This challenge is produced by GirlieOnTheEdge with the following simple rules:
Write 6 Sentences. No more. No less.
Use the current week’s prompt word – JUICE
Click here to hear the author read his words:
Petit Déjeuner
Although it is not yet 9 o’clock the Avenue des Alliés, where I sit outside a little café, enjoying orange juice and croissants in the morning sunshine, is pulsing with life.
I wonder yet again if I’m the only person in France who doesn’t drink coffee for breakfast.
As I watch people going about their daily routines, little stories form in my head, because I am, after all, a writer.
Ostensibly.
I smile as I think of the cache of passports, weapons, and other tools of the trade that are hidden in my small apartment.
I can hardly write about my real job, can I?




Sure you can! You’re a writer, after all 🙂
Shhh, you’re right, don’t mention the apartment. As for breakfast in France… I start with coffee and end with an orange juice (croissants/pain au chocolat in between). Yum!
A bit risky, you never know who might have read this!
Ha! I knew there was something lurking beneath the surface of that wolfish smile…
Most excellent Six, sir!
He can store up stories to write when he retires, changing enough names and circumstances to hide himself.
Sunshine, croissants and mystery. Sounds good to me!
The orange juice and writer occupation seems to parallel the coffee and the more dangerous line of work he is involved in.

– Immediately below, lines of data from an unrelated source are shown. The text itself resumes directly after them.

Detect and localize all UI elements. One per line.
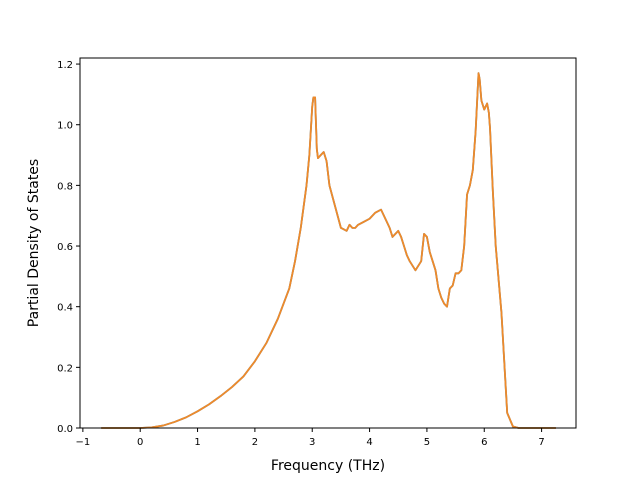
x-axis-ticks: −1 0 1 2 3 4 5 6 7 <box>75 428 545 448</box>
x-tick-label: 2 <box>252 437 258 448</box>
x-tick-label: 3 <box>309 437 315 448</box>
y-tick-label: 1.0 <box>57 121 73 132</box>
plot-area <box>80 58 576 428</box>
x-tick-label: 0 <box>137 437 143 448</box>
x-tick-label: −1 <box>75 437 90 448</box>
series-layer <box>101 72 556 429</box>
x-tick-label: 7 <box>538 437 544 448</box>
y-tick-label: 1.2 <box>57 60 73 71</box>
x-tick-label: 1 <box>194 437 200 448</box>
y-axis-ticks: 0.0 0.2 0.4 0.6 0.8 1.0 1.2 <box>57 60 80 435</box>
y-tick-label: 0.4 <box>57 303 73 314</box>
axes-background <box>80 58 576 428</box>
y-axis-label: Partial Density of States <box>26 159 42 327</box>
y-tick-label: 0.2 <box>57 363 73 374</box>
series-line-2 <box>101 72 556 429</box>
x-axis-label: Frequency (THz) <box>271 458 385 474</box>
y-tick-label: 0.0 <box>57 424 73 435</box>
x-tick-label: 4 <box>366 437 372 448</box>
y-tick-label: 0.6 <box>57 242 73 253</box>
y-tick-label: 0.8 <box>57 181 73 192</box>
x-tick-label: 5 <box>424 437 430 448</box>
x-tick-label: 6 <box>481 437 487 448</box>
axes-frame <box>79 57 577 429</box>
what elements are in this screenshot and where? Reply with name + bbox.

You sly Scottie dog you, hiding out in Paris. Loved this.
Orange juice and croissants in a French cafe (looks out the window and sees snow and slush and gray skies). Almost worth the spy’s life…but I’d need a neat espresso to go with it! 🙂
There’s more than meets the eye with this writer.
what clark said. indeed
a scene to launch a thousand
shipsSixesfun Six
‘Where nothing is quite what it seems’ right enough.
Mystère et boule de gomme…
AND your story has given me the notion for coffee and croissants outside a French cafe, where I would sit in the sunshine and ponder exactly what your narrator’s real job is.
I compliment you on your breakfast choices, sir.
May I serve you anything else?
Compliments of the house of course.
Thank you, ma’am.
I am happy to accept your compliments.
Happy to give them. But they must be earned.